Equity and real estate will be attractive in 2020
The managing director of nowinta Spain, Tobias Heyden, comments in this news blog on the development of the financial markets in 2019 and the prospects for the current year.
Investors enjoyed 2019 – despite the trade dispute, economic weakness or rising debt. Thanks to the expansionary central banks and interest rate cuts in the USA, low to negative interest rates, which make dividends attractive, and positive earnings momentum, especially in the technology sector. The MSCI World Index, which includes more than 3,000 companies from industrialized and emerging countries, rose by 25 percent. The American S&P 500 climbed by almost 30 percent and the stock index (DAX) achieved an increase of 26.2 percent.

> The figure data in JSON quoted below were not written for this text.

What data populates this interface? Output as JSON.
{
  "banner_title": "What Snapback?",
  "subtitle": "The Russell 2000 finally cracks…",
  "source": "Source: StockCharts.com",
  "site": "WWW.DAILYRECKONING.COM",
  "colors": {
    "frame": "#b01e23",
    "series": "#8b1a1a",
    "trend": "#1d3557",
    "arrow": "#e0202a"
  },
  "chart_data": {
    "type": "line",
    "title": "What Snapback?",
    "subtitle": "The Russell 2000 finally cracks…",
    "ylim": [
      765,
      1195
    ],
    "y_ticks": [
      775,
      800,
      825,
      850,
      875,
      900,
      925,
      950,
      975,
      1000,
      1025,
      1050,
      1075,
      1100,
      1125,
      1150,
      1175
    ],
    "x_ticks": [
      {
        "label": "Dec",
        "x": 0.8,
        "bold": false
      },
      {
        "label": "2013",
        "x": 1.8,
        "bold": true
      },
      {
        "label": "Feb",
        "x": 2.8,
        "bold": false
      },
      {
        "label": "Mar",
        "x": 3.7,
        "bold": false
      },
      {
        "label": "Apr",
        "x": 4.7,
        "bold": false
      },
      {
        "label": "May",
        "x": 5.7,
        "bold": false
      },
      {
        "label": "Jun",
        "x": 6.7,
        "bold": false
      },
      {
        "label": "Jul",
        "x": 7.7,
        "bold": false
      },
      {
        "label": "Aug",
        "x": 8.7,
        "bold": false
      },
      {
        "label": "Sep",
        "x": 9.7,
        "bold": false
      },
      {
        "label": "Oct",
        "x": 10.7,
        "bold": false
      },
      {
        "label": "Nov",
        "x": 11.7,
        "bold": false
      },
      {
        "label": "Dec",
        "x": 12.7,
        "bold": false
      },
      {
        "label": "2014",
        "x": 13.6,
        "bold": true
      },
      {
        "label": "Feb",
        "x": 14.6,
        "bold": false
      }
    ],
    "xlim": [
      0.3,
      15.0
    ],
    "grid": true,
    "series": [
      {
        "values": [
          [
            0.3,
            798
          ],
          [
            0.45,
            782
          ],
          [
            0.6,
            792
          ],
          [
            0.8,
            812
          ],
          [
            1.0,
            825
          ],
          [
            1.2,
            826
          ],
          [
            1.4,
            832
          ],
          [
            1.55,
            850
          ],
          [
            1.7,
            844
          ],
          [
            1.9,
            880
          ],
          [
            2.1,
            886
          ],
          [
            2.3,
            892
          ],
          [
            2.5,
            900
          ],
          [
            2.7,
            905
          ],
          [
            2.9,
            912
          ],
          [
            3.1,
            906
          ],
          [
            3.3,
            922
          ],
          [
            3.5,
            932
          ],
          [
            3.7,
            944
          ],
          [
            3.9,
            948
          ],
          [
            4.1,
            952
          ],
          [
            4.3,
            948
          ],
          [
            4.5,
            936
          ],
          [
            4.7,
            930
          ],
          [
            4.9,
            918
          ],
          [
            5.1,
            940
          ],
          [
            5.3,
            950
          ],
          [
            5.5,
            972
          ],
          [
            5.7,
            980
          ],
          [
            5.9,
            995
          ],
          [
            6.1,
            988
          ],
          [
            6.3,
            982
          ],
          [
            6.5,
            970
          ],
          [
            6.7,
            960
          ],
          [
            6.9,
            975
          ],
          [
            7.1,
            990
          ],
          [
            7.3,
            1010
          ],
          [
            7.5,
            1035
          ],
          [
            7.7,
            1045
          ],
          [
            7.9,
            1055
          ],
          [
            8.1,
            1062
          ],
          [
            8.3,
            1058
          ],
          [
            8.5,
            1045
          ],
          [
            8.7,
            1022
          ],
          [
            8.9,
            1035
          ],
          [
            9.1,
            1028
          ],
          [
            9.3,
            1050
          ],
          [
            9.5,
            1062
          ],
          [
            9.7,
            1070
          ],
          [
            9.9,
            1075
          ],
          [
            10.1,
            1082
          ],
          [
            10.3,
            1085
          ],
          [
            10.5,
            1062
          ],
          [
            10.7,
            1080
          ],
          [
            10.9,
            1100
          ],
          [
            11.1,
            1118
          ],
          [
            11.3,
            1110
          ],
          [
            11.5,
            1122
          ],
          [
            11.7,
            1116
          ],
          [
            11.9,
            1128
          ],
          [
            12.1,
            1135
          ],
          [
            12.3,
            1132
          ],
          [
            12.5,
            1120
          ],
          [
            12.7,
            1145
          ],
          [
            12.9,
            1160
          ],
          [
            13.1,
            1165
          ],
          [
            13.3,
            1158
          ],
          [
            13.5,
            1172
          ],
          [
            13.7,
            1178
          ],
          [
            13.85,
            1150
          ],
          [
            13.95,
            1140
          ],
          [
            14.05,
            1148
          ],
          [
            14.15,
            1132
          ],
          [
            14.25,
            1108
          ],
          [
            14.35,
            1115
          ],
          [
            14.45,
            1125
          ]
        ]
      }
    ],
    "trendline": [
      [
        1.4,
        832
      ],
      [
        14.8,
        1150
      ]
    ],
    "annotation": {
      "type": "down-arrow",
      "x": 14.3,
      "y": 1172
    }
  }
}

Bonds have also made a positive contribution due to the interest rate cuts and thus rising prices. Customers of nowinta Asset Management enjoyed a very positive return in 2019; despite a considerably lower risk than equity markets a balanced investment strategy (50 to 60 % shares) has achieved an excellent 17,34 net performance. The strategy is globally designed based on GDP Figures and broadly diversified by investing via exchanged traded funds.
In the first half of 2020, in my opinion, there will be a turnaround in the real economy, i.e. the manufacturing sector, triggered by the accommodative monetary policy of the central banks in 2019, which will have a delaying effect on the real economy. Global purchasing manager surveys show signs of stabilization and are rising again after their seven-year low in July 2019. These improvements make accelerated growth in the global economy likely and will particularly benefit investments in emerging markets. In 2020, however, there is little scope for further monetary easing measures and it will be necessary to concentrate on the economic fundamentals. Due to the low or even negative interest rates, many government bonds can no longer effectively contribute to the stability of the portfolio. Alternatives for diversification should therefore be considered.
The main risk for both capital markets and the real economy is that the US and China cannot agree on a trade agreement and the protectionist stance is tightened. This would lose confidence and jeopardize the upswing. However, with presidential elections to take place in the U.S. in 2020, I expect President Trump to work to find a mutually acceptable solution because both he and his clientele are interested in positive developments in the financial markets.
The bottom line is that you should also be invested in 2020, because on the one hand the spectre of recession seems to be subdued and on the other hand interest rates remain very low, central banks are expansionary and dividends are more attractive compared to money market yields. That is why investments in real values – i.e. stocks and real estate – still make sense.
The nowinta investment strategy starts right here. Thanks to global diversification based on GDP figures and via Exchange Traded Fund, our customers invest in around 2,500 companies worldwide and thus participate in the development of the global economy. In order to control the risk, we use various strategies with a larger or lower percentage of equity to meet the customers’ need for risk mitigation.